L’IA ci accompagna anche quotidianamente nella progettazione e nel prototipo delle nostre innovazioni.
Ma una tendenza recente nel settore del turismo ci interpella: quella di sostituire l’umano con l’IA.
Perché?
– Perché è molto di moda.
– Perché c’è una pressione politica a sostenere questo tipo di progetti
– Perché sembra più semplice e veloce che collaborare con veri esperti (umani).
In qualità di UX designer e appassionati di esperienze immersive, abbiamo una convinzione forte: nulla sostituisce la ricchezza del contatto umano. Nessuno viaggia per interagire con intelligenze artificiali impersonali o ascoltare contenuti generici e asettici.

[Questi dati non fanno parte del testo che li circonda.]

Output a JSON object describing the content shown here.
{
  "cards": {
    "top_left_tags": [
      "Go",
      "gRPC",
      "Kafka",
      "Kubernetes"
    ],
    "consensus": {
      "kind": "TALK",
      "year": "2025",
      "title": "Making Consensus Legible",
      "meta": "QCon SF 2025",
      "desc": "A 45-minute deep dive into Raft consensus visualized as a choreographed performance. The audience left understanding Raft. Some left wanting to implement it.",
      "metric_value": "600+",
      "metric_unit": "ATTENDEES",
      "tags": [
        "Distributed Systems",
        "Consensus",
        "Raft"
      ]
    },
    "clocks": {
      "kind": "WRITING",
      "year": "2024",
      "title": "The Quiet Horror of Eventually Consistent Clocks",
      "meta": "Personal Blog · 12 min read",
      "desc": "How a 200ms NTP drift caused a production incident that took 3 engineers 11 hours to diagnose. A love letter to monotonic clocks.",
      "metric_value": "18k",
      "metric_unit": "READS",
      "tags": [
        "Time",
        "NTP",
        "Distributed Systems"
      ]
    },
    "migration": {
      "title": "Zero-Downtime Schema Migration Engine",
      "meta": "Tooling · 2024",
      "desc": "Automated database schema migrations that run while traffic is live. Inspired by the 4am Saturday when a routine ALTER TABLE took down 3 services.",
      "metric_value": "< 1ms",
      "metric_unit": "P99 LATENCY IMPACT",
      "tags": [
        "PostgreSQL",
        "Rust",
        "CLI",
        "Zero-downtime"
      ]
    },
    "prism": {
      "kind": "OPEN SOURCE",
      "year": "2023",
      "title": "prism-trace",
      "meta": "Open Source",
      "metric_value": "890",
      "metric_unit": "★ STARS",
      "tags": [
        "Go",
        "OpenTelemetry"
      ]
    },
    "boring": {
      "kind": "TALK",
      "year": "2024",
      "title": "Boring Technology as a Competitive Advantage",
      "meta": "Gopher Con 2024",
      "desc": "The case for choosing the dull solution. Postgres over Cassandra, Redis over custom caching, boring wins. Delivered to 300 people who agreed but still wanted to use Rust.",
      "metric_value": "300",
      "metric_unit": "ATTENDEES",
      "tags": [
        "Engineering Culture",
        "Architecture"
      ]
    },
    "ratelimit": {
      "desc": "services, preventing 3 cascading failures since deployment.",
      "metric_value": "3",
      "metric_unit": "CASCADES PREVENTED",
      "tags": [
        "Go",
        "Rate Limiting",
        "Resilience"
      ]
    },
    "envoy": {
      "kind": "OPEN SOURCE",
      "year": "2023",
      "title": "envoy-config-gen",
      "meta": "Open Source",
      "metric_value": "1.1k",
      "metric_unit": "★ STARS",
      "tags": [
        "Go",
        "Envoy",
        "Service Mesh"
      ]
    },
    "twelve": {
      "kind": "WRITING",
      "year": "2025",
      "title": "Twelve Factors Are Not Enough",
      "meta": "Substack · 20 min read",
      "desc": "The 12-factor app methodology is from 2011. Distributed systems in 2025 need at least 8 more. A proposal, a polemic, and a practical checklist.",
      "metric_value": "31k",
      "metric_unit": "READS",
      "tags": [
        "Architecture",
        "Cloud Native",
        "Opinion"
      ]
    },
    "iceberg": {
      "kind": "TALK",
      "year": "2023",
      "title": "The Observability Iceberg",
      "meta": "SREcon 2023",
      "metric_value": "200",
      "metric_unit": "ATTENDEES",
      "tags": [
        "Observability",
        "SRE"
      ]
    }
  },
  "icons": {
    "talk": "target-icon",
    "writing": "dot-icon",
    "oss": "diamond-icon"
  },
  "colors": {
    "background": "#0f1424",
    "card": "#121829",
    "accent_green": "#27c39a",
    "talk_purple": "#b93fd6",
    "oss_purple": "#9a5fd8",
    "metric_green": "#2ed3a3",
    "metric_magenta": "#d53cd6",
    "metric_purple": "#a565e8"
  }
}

Al contrario, i visitatori che si prendono il tempo di scoprire una regione cercano:
– Autenticità – Storie locali, raccontate con passione.
– Umanità – Scambi, incontri, emozioni.
– Etica – Un approccio rispettoso dei saperi, delle culture e degli attori locali.
– Un’esperienza unica – Che non potrebbe esistere da nessun’altra parte.
Crediamo profondamente nella tecnologia. Ma per noi l’IA è uno strumento di amplificazione, non un sostituto dell’umano.
Deve arricchire l’esperienza senza snaturarne l’essenza.
Sono i nostri Genius (Umani!) che danno valore al nostro concetto.
È questa visione che rende Genius Loci unica, e che ci impegniamo a preservare.